Contacter le bailleur. Le moyen le plus fiable reste d'appeler ou d'écrire au propriétaire dont le nom figure sur la quittance. Un bailleur légitime confirmera l'existence du bail et le montant du loyer.

Vérifier la cohérence des montants. Le loyer hors charges + les provisions pour charges indiqués sur la quittance doivent correspondre au montant prévu dans le bail. Un loyer de 750 € sur la quittance alors que le bail mentionne 650 € est un signal d'alerte immédiat.

Croiser avec les relevés bancaires. Demander un relevé bancaire montrant les virements mensuels au bailleur permet de recouper le montant et la régularité des paiements avec les quittances fournies.

Repérer les anomalies visuelles. Une police de caractères inhabituelle, une mise en page désordonnée, l'absence de signature, des dates incohérentes ou l'absence des coordonnées complètes du bailleur sont autant de signaux d'alerte.

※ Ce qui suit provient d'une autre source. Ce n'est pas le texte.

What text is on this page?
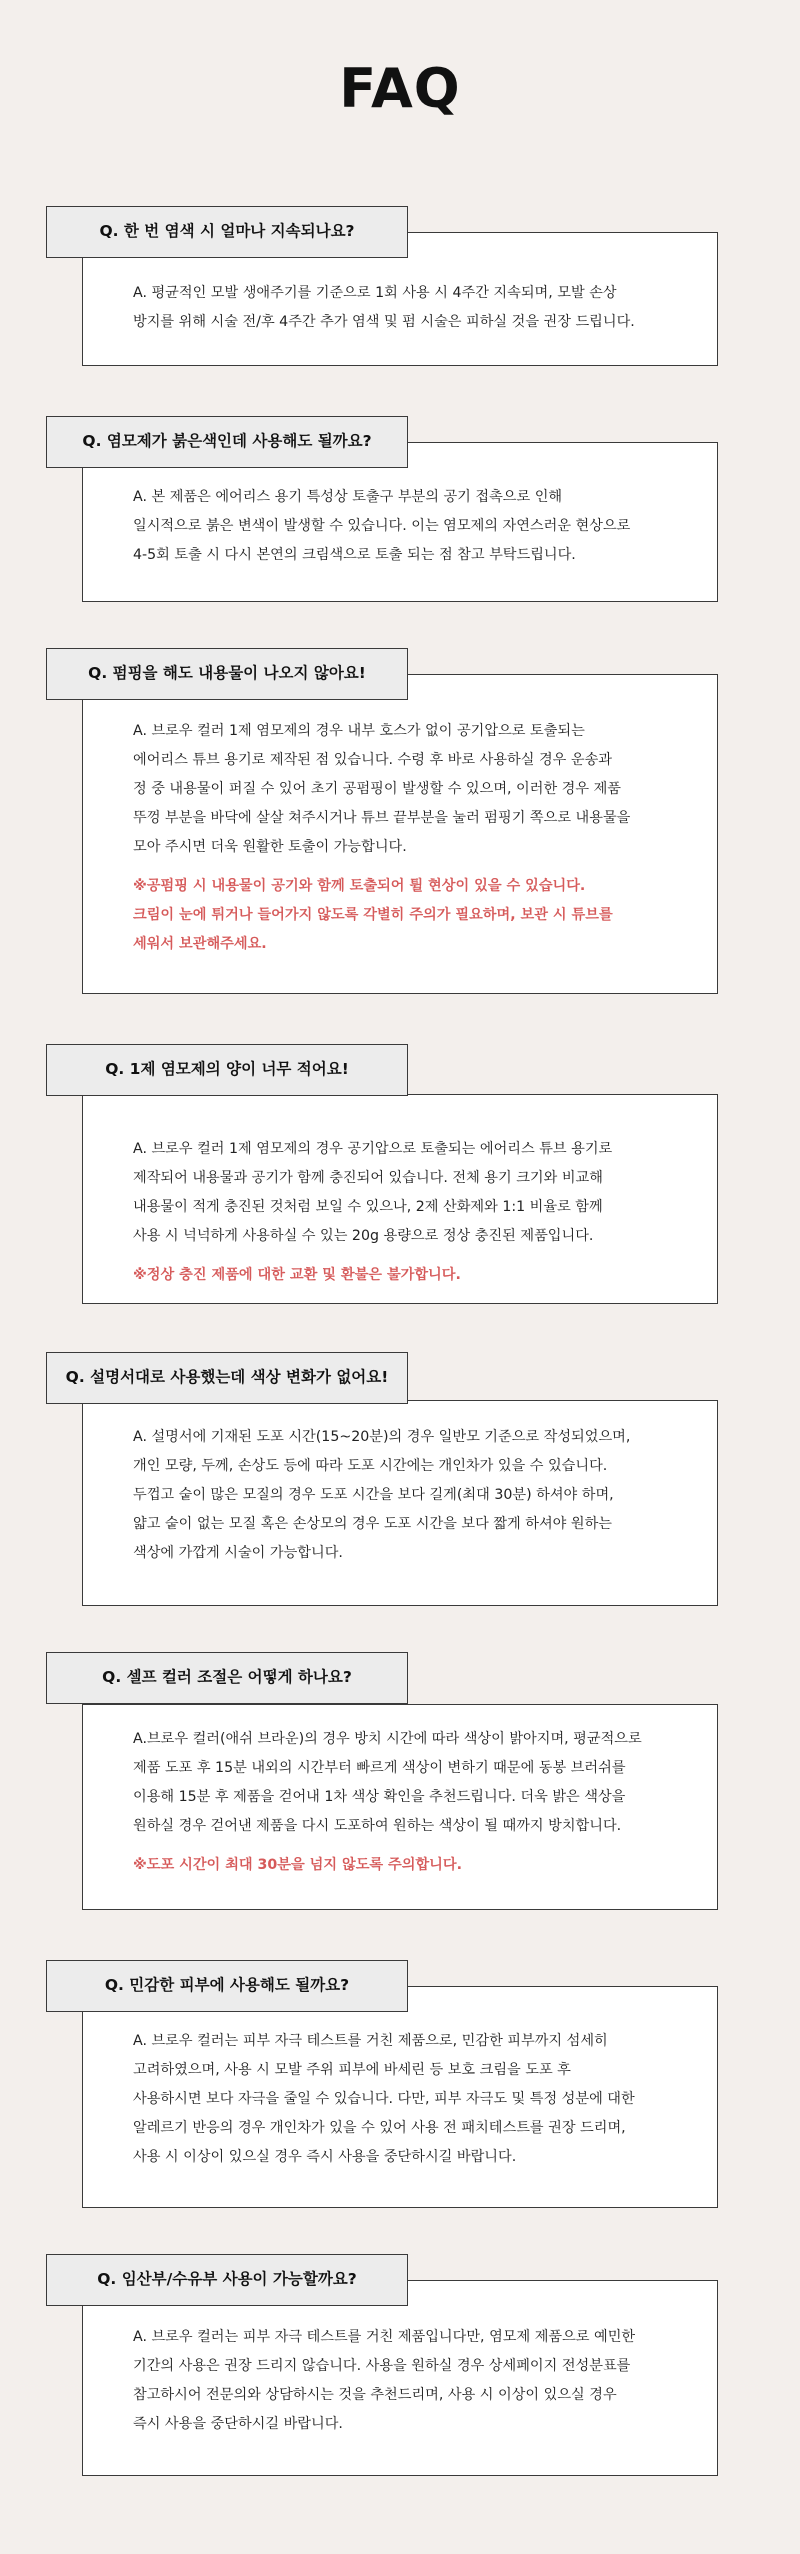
FAQ

A. 평균적인 모발 생애주기를 기준으로 1회 사용 시 4주간 지속되며, 모발 손상

방지를 위해 시술 전/후 4주간 추가 염색 및 펌 시술은 피하실 것을 권장 드립니다.

Q. 한 번 염색 시 얼마나 지속되나요?

A. 본 제품은 에어리스 용기 특성상 토출구 부분의 공기 접촉으로 인해

일시적으로 붉은 변색이 발생할 수 있습니다. 이는 염모제의 자연스러운 현상으로

4-5회 토출 시 다시 본연의 크림색으로 토출 되는 점 참고 부탁드립니다.

Q. 염모제가 붉은색인데 사용해도 될까요?

A. 브로우 컬러 1제 염모제의 경우 내부 호스가 없이 공기압으로 토출되는

에어리스 튜브 용기로 제작된 점 있습니다. 수령 후 바로 사용하실 경우 운송과

정 중 내용물이 퍼질 수 있어 초기 공펌핑이 발생할 수 있으며, 이러한 경우 제품

뚜껑 부분을 바닥에 살살 쳐주시거나 튜브 끝부분을 눌러 펌핑기 쪽으로 내용물을

모아 주시면 더욱 원활한 토출이 가능합니다.

※공펌핑 시 내용물이 공기와 함께 토출되어 튈 현상이 있을 수 있습니다.

크림이 눈에 튀거나 들어가지 않도록 각별히 주의가 필요하며, 보관 시 튜브를

세워서 보관해주세요.

Q. 펌핑을 해도 내용물이 나오지 않아요!

A. 브로우 컬러 1제 염모제의 경우 공기압으로 토출되는 에어리스 튜브 용기로

제작되어 내용물과 공기가 함께 충진되어 있습니다. 전체 용기 크기와 비교해

내용물이 적게 충진된 것처럼 보일 수 있으나, 2제 산화제와 1:1 비율로 함께

사용 시 넉넉하게 사용하실 수 있는 20g 용량으로 정상 충진된 제품입니다.

※정상 충진 제품에 대한 교환 및 환불은 불가합니다.

Q. 1제 염모제의 양이 너무 적어요!

A. 설명서에 기재된 도포 시간(15~20분)의 경우 일반모 기준으로 작성되었으며,

개인 모량, 두께, 손상도 등에 따라 도포 시간에는 개인차가 있을 수 있습니다.

두껍고 숱이 많은 모질의 경우 도포 시간을 보다 길게(최대 30분) 하셔야 하며,

얇고 숱이 없는 모질 혹은 손상모의 경우 도포 시간을 보다 짧게 하셔야 원하는

색상에 가깝게 시술이 가능합니다.

Q. 설명서대로 사용했는데 색상 변화가 없어요!

A.브로우 컬러(애쉬 브라운)의 경우 방치 시간에 따라 색상이 밝아지며, 평균적으로

제품 도포 후 15분 내외의 시간부터 빠르게 색상이 변하기 때문에 동봉 브러쉬를

이용해 15분 후 제품을 걷어내 1차 색상 확인을 추천드립니다. 더욱 밝은 색상을

원하실 경우 걷어낸 제품을 다시 도포하여 원하는 색상이 될 때까지 방치합니다.

※도포 시간이 최대 30분을 넘지 않도록 주의합니다.

Q. 셀프 컬러 조절은 어떻게 하나요?

A. 브로우 컬러는 피부 자극 테스트를 거친 제품으로, 민감한 피부까지 섬세히

고려하였으며, 사용 시 모발 주위 피부에 바세린 등 보호 크림을 도포 후

사용하시면 보다 자극을 줄일 수 있습니다. 다만, 피부 자극도 및 특정 성분에 대한

알레르기 반응의 경우 개인차가 있을 수 있어 사용 전 패치테스트를 권장 드리며,

사용 시 이상이 있으실 경우 즉시 사용을 중단하시길 바랍니다.

Q. 민감한 피부에 사용해도 될까요?

A. 브로우 컬러는 피부 자극 테스트를 거친 제품입니다만, 염모제 제품으로 예민한

기간의 사용은 권장 드리지 않습니다. 사용을 원하실 경우 상세페이지 전성분표를

참고하시어 전문의와 상담하시는 것을 추천드리며, 사용 시 이상이 있으실 경우

즉시 사용을 중단하시길 바랍니다.

Q. 임산부/수유부 사용이 가능할까요?
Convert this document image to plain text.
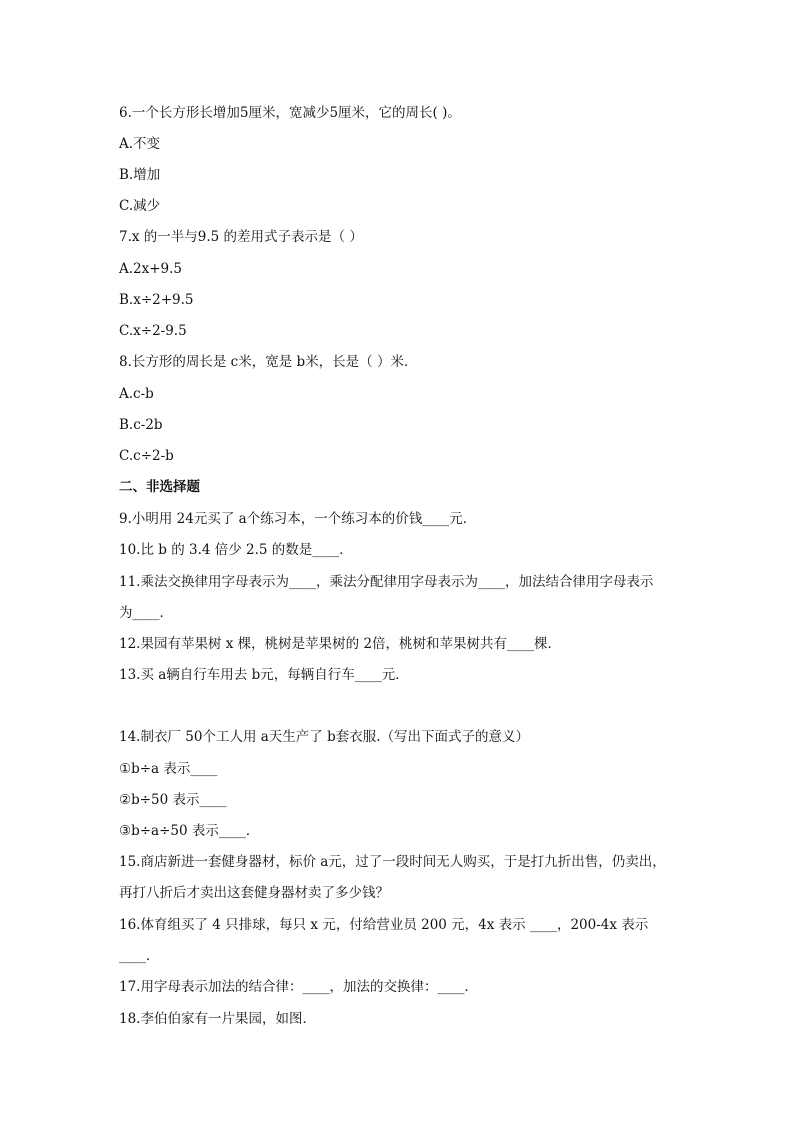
6.一个长方形长增加5厘米，宽减少5厘米，它的周长( )。
A.不变
B.增加
C.减少
7.x 的一半与9.5 的差用式子表示是（ ）
A.2x+9.5
B.x÷2+9.5
C.x÷2-9.5
8.长方形的周长是 c米，宽是 b米，长是（ ）米．
A.c-b
B.c-2b
C.c÷2-b
二、非选择题
9.小明用 24元买了 a个练习本，一个练习本的价钱____元．
10.比 b 的 3.4 倍少 2.5 的数是____．
11.乘法交换律用字母表示为____，乘法分配律用字母表示为____，加法结合律用字母表示
为____．
12.果园有苹果树 x 棵，桃树是苹果树的 2倍，桃树和苹果树共有____棵．
13.买 a辆自行车用去 b元，每辆自行车____元．
14.制衣厂 50个工人用 a天生产了 b套衣服.（写出下面式子的意义）
①b÷a 表示____
②b÷50 表示____
③b÷a÷50 表示____．
15.商店新进一套健身器材，标价 a元，过了一段时间无人购买，于是打九折出售，仍卖出，
再打八折后才卖出这套健身器材卖了多少钱？
16.体育组买了 4 只排球，每只 x 元，付给营业员 200 元，4x 表示 ____，200-4x 表示
____．
17.用字母表示加法的结合律：____，加法的交换律：____．
18.李伯伯家有一片果园，如图．
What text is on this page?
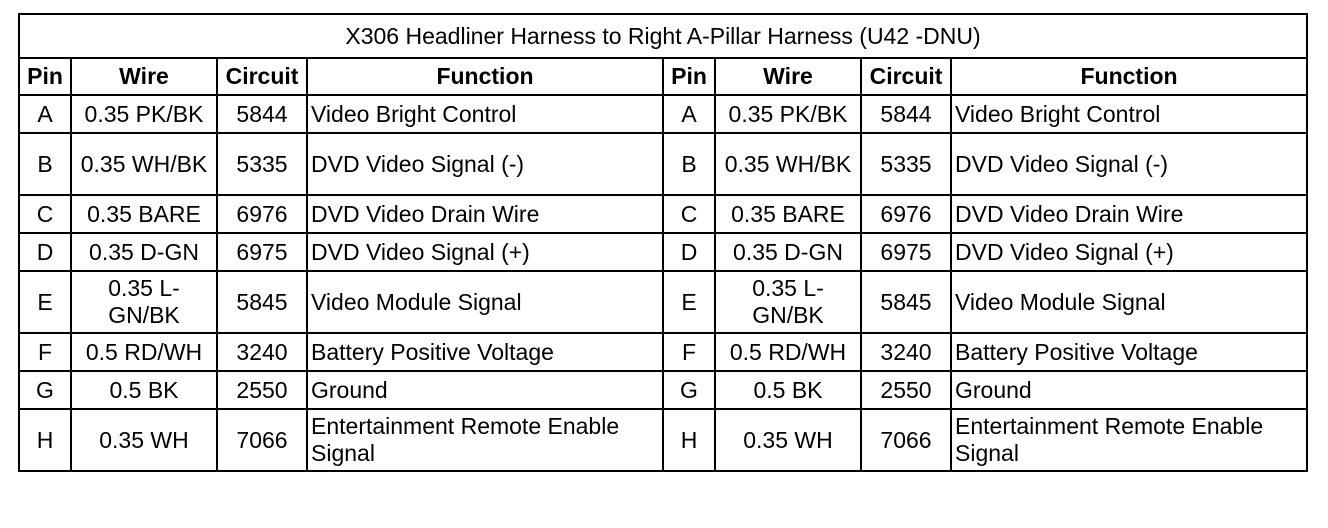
X306 Headliner Harness to Right A-Pillar Harness (U42 -DNU)							
Pin	Wire	Circuit	Function	Pin	Wire	Circuit	Function
A	0.35 PK/BK	5844	Video Bright Control	A	0.35 PK/BK	5844	Video Bright Control
B	0.35 WH/BK	5335	DVD Video Signal (-)	B	0.35 WH/BK	5335	DVD Video Signal (-)
C	0.35 BARE	6976	DVD Video Drain Wire	C	0.35 BARE	6976	DVD Video Drain Wire
D	0.35 D-GN	6975	DVD Video Signal (+)	D	0.35 D-GN	6975	DVD Video Signal (+)
E	0.35 L-GN/BK	5845	Video Module Signal	E	0.35 L-GN/BK	5845	Video Module Signal
F	0.5 RD/WH	3240	Battery Positive Voltage	F	0.5 RD/WH	3240	Battery Positive Voltage
G	0.5 BK	2550	Ground	G	0.5 BK	2550	Ground
H	0.35 WH	7066	Entertainment Remote Enable Signal	H	0.35 WH	7066	Entertainment Remote Enable Signal
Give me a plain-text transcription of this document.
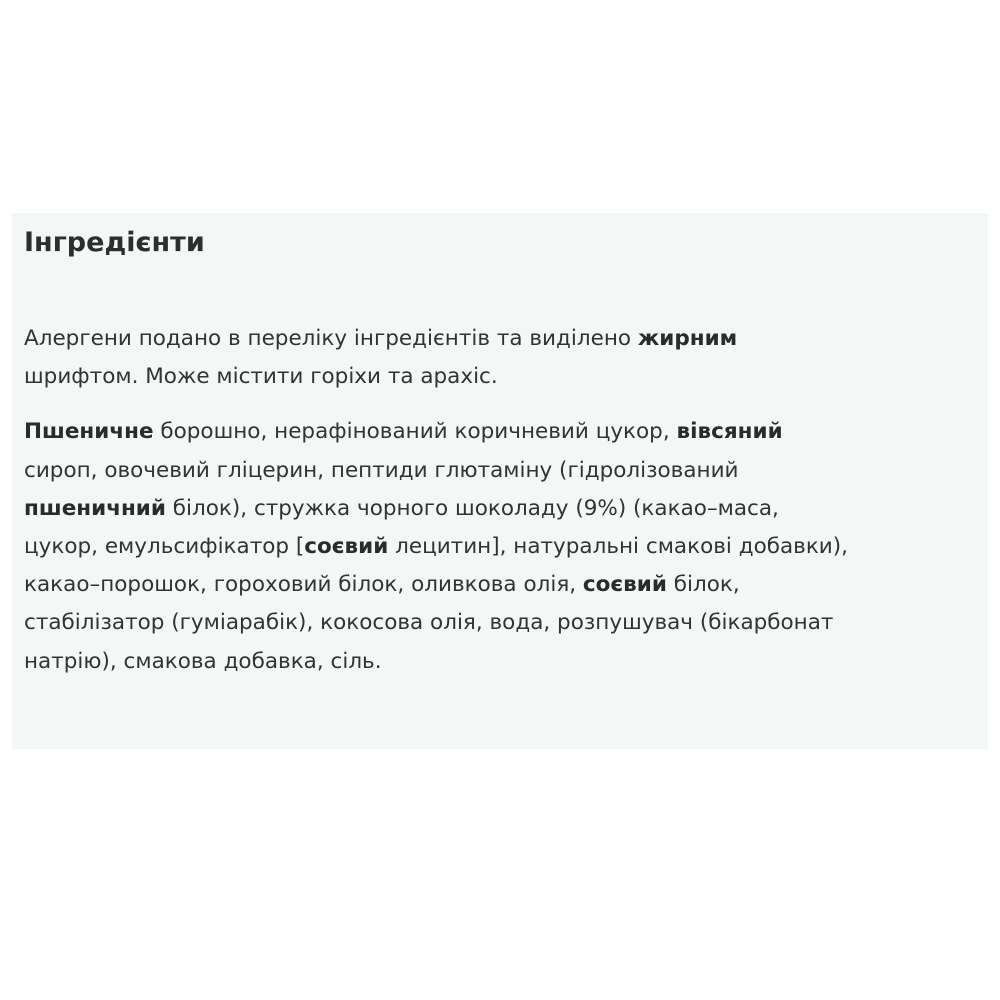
Інгредієнти

Алергени подано в переліку інгредієнтів та виділено жирним
шрифтом. Може містити горіхи та арахіс.

Пшеничне борошно, нерафінований коричневий цукор, вівсяний
сироп, овочевий гліцерин, пептиди глютаміну (гідролізований
пшеничний білок), стружка чорного шоколаду (9%) (какао–маса,
цукор, емульсифікатор [соєвий лецитин], натуральні смакові добавки),
какао–порошок, гороховий білок, оливкова олія, соєвий білок,
стабілізатор (гуміарабік), кокосова олія, вода, розпушувач (бікарбонат
натрію), смакова добавка, сіль.
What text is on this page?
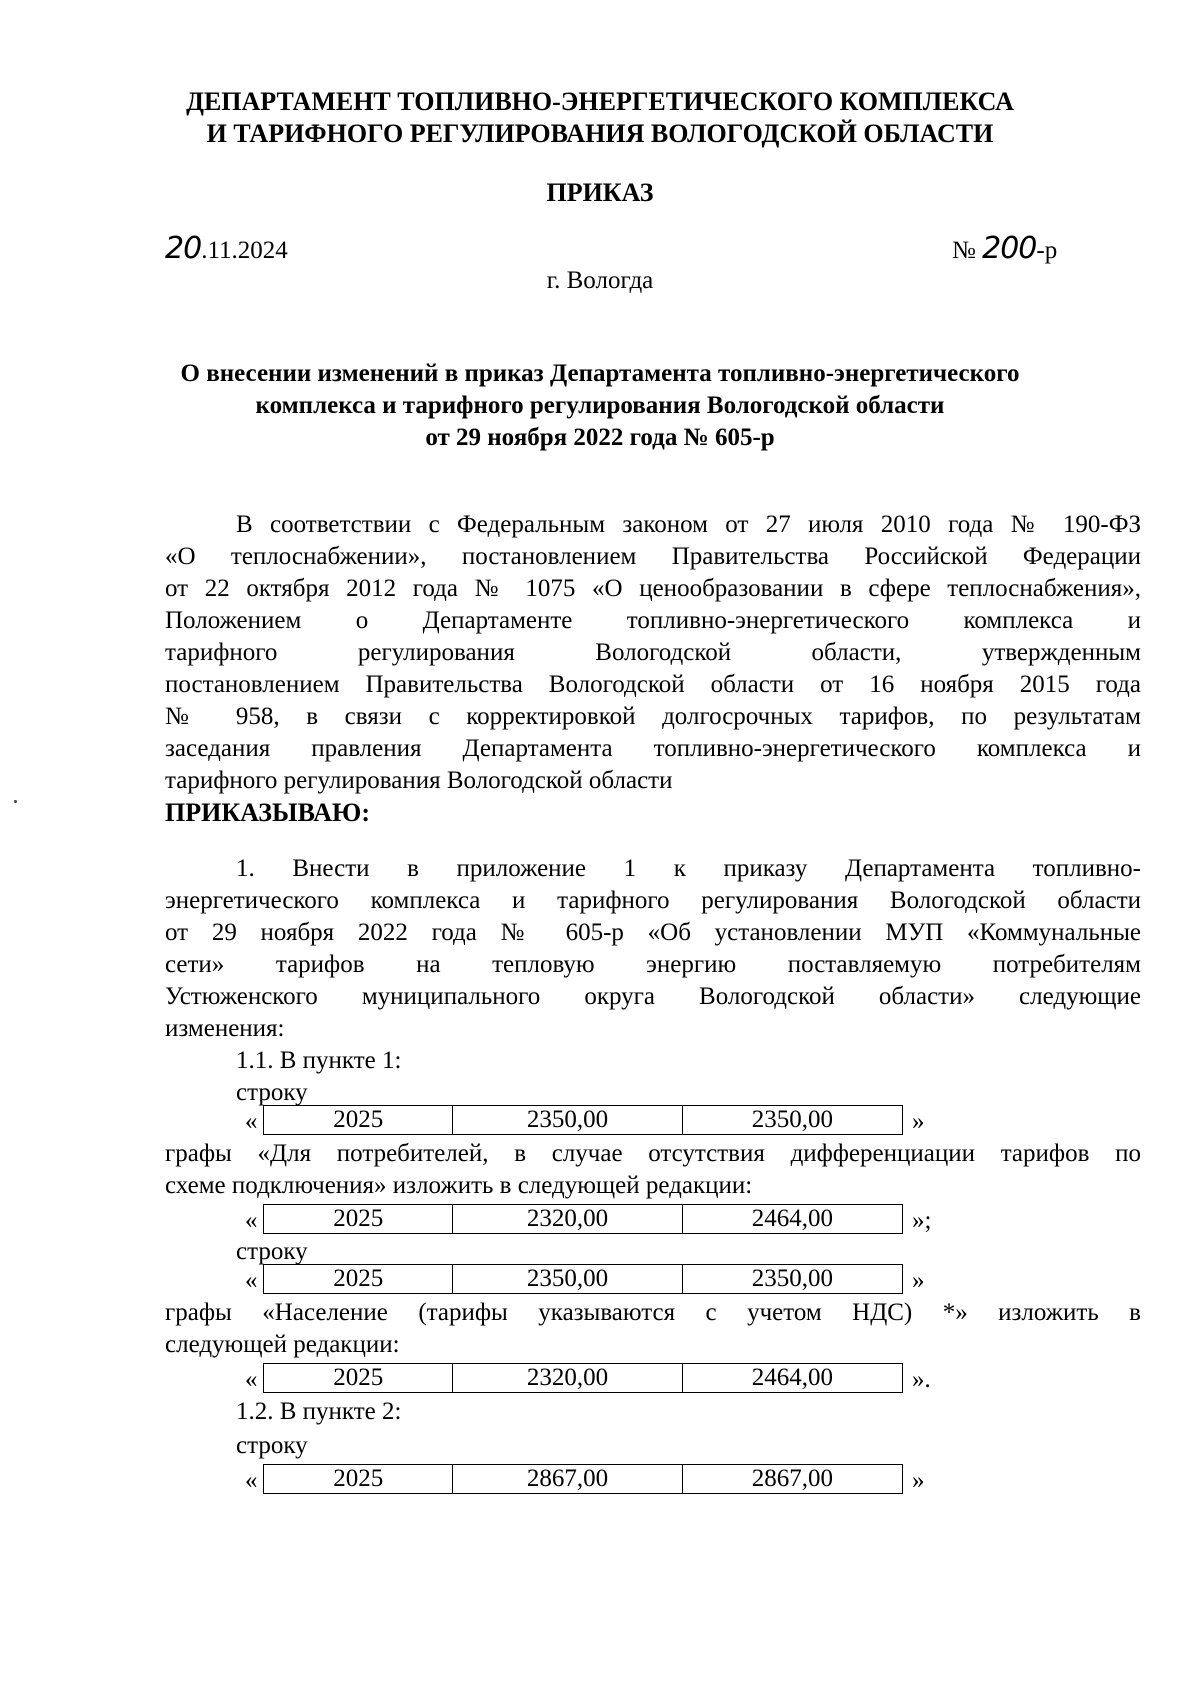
ДЕПАРТАМЕНТ ТОПЛИВНО-ЭНЕРГЕТИЧЕСКОГО КОМПЛЕКСА
И ТАРИФНОГО РЕГУЛИРОВАНИЯ ВОЛОГОДСКОЙ ОБЛАСТИ
ПРИКАЗ
20.11.2024	№ 200-р
г. Вологда
О внесении изменений в приказ Департамента топливно-энергетического
комплекса и тарифного регулирования Вологодской области
от 29 ноября 2022 года № 605-р
В соответствии с Федеральным законом от 27 июля 2010 года № 190-ФЗ
«О теплоснабжении», постановлением Правительства Российской Федерации
от 22 октября 2012 года № 1075 «О ценообразовании в сфере теплоснабжения»,
Положением о Департаменте топливно-энергетического комплекса и
тарифного регулирования Вологодской области, утвержденным
постановлением Правительства Вологодской области от 16 ноября 2015 года
№ 958, в связи с корректировкой долгосрочных тарифов, по результатам
заседания правления Департамента топливно-энергетического комплекса и
тарифного регулирования Вологодской области
ПРИКАЗЫВАЮ:
1. Внести в приложение 1 к приказу Департамента топливно-
энергетического комплекса и тарифного регулирования Вологодской области
от 29 ноября 2022 года № 605-р «Об установлении МУП «Коммунальные
сети» тарифов на тепловую энергию поставляемую потребителям
Устюженского муниципального округа Вологодской области» следующие
изменения:
1.1. В пункте 1:
строку
«	2025	2350,00	2350,00	»
графы «Для потребителей, в случае отсутствия дифференциации тарифов по
схеме подключения» изложить в следующей редакции:
«	2025	2320,00	2464,00	»;
строку
«	2025	2350,00	2350,00	»
графы «Население (тарифы указываются с учетом НДС) *» изложить в
следующей редакции:
«	2025	2320,00	2464,00	».
1.2. В пункте 2:
строку
«	2025	2867,00	2867,00	»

Le bailleur qui reçoit une demande de quittance est d'ailleurs tenu de la fournir : c'est une obligation de fournir une quittance prévue par l'article 21 de la loi n°89-462 du 6 juillet 1989. Un locataire de bonne foi n'a aucune raison de fabriquer un faux — il lui suffit de demander le document à son propriétaire.

La bonne solution : une vraie quittance, gratuite

Le recours à une fausse quittance naît souvent d'un bailleur qui ne répond pas ou d'une méconnaissance des droits du locataire. La loi est claire : tout locataire ayant payé l'intégralité de son loyer et de ses charges peut exiger une quittance, sans frais.